Listening to audio-recordings of an interview, while reviewing transcripts, is an important quality control mechanism. Taking the time to listen to the taped interview also provides a valuable feedback loop for how questions were framed, verbal cues used, and silences allowed or resisted. Listening to tapes can also provide insight into whether the participant was able to express her or himself fully before the next question was asked. The step of reviewing transcripts or recordings with supervisors or mentors can provide an additional and valuable source of feedback.
Conclusion
There are important differences between clinical and research interviewing. Clinicians who become involved in qualitative research might encounter unanticipated challenges in adapting both to the context and needs associated with research interviewing. In this paper, we argue that the differences in interviewing between the clinical and research domains should be acknowledged and addressed prior to embarking on a qualitative project, and attended to throughout the study.
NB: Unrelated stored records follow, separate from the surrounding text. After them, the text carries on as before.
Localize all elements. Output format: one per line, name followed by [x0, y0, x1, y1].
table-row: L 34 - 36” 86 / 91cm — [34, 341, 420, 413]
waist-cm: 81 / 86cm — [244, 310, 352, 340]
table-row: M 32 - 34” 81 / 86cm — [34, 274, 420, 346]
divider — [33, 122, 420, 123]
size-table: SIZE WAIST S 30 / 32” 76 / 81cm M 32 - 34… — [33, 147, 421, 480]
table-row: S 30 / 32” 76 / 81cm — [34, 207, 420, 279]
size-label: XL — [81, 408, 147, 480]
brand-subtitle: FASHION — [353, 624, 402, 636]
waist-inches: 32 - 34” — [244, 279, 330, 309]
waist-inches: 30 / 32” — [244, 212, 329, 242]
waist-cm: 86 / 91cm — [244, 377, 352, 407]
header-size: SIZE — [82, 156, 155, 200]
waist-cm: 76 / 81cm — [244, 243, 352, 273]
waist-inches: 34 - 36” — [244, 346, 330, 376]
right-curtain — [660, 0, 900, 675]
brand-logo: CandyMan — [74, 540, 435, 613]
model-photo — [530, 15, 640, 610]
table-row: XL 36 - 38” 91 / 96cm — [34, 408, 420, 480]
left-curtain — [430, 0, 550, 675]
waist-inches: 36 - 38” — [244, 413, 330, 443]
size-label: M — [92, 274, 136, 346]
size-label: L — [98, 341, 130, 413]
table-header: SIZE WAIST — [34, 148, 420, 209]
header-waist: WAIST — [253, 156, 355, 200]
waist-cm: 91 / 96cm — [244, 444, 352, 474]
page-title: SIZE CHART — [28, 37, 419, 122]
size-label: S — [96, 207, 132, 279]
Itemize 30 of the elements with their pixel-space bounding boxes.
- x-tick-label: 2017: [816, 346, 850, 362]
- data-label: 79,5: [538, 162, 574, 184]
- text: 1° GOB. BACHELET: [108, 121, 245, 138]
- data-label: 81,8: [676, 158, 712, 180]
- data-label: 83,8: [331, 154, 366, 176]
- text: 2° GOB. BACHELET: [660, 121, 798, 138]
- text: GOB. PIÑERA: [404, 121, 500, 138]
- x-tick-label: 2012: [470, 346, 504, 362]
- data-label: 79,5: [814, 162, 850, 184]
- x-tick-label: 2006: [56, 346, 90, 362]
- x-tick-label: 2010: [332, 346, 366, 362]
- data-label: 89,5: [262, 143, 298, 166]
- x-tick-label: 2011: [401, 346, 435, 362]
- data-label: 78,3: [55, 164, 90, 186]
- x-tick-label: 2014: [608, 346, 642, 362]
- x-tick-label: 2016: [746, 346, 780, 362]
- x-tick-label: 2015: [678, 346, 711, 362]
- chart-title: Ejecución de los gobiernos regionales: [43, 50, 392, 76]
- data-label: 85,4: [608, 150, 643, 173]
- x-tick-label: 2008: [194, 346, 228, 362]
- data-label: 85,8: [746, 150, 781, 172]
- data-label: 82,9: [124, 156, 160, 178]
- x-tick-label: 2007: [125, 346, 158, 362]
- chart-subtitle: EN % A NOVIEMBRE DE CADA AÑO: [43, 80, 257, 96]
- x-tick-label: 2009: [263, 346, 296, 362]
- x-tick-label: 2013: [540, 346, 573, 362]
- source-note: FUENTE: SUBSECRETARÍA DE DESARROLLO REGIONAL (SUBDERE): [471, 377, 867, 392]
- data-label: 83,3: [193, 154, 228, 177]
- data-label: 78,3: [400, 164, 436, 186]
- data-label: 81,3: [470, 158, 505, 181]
This is an important topic that should also be addressed by supervisors and mentors. We recommend the following steps for clinician-researchers: critical reflection on prior interview experience, careful preparation for research interviews, attention to power dynamics and mixed messages during the interview, awareness of their own and their participants' use of language and verbal cues, and evaluation of progress on an on-going basis. Identifying and seeking to address points of divergence between different genres of interviewing will help clinicians new to qualitative research become successful research interviewers.
Footnotes
Acknowledgements:
We thank Franco Carnevale and Jane Chambers-Evans, as well as the members of the McGill Qualitative Health Research Group and the anonymous reviewers for IJQM, for their helpful comments on this manuscript. Lisa Chan would like to acknowledge the financial and mentoring support of the Strategic Training Program in Palliative Care Research of the Canadian Institutes of Health Research (CIHR) and National Cancer Institute of Canada (the latter is funded by donations to the Canadian Cancer Society), and the CIHR New Emerging Team in Family Caregiving for People at End-of-Life.
1.
For example, the interview used in an institutional ethnography is loosely structured and set questions are not identified in advance (DeVault & McCoy, 2002). In some other methodologies, a tightly scripted interview guide that includes pre-established questions and follow-up prompts is required. We acknowledge that in treating research and clinical interviewing as broad categories there is a risk of over-generalization. However, our focus in this article is on the dominant set of practices within each category.
2.
Two methodological texts where this topic is addressed are Hutchison and Wilson (1994) and
. Hutchison and Wilson's analysis focuses on theoretical and epistemological differences between clinical and research interviews. Thorne discusses these issues within her presentation of interpretive description methodology (2008).
3.
There may be multiple interviewers in the case of group interviews.
4.
There are exceptions, of course. In some clinical contexts such as the emergency department or walk-in clinic, ‘stand-alone’ interviews may be common.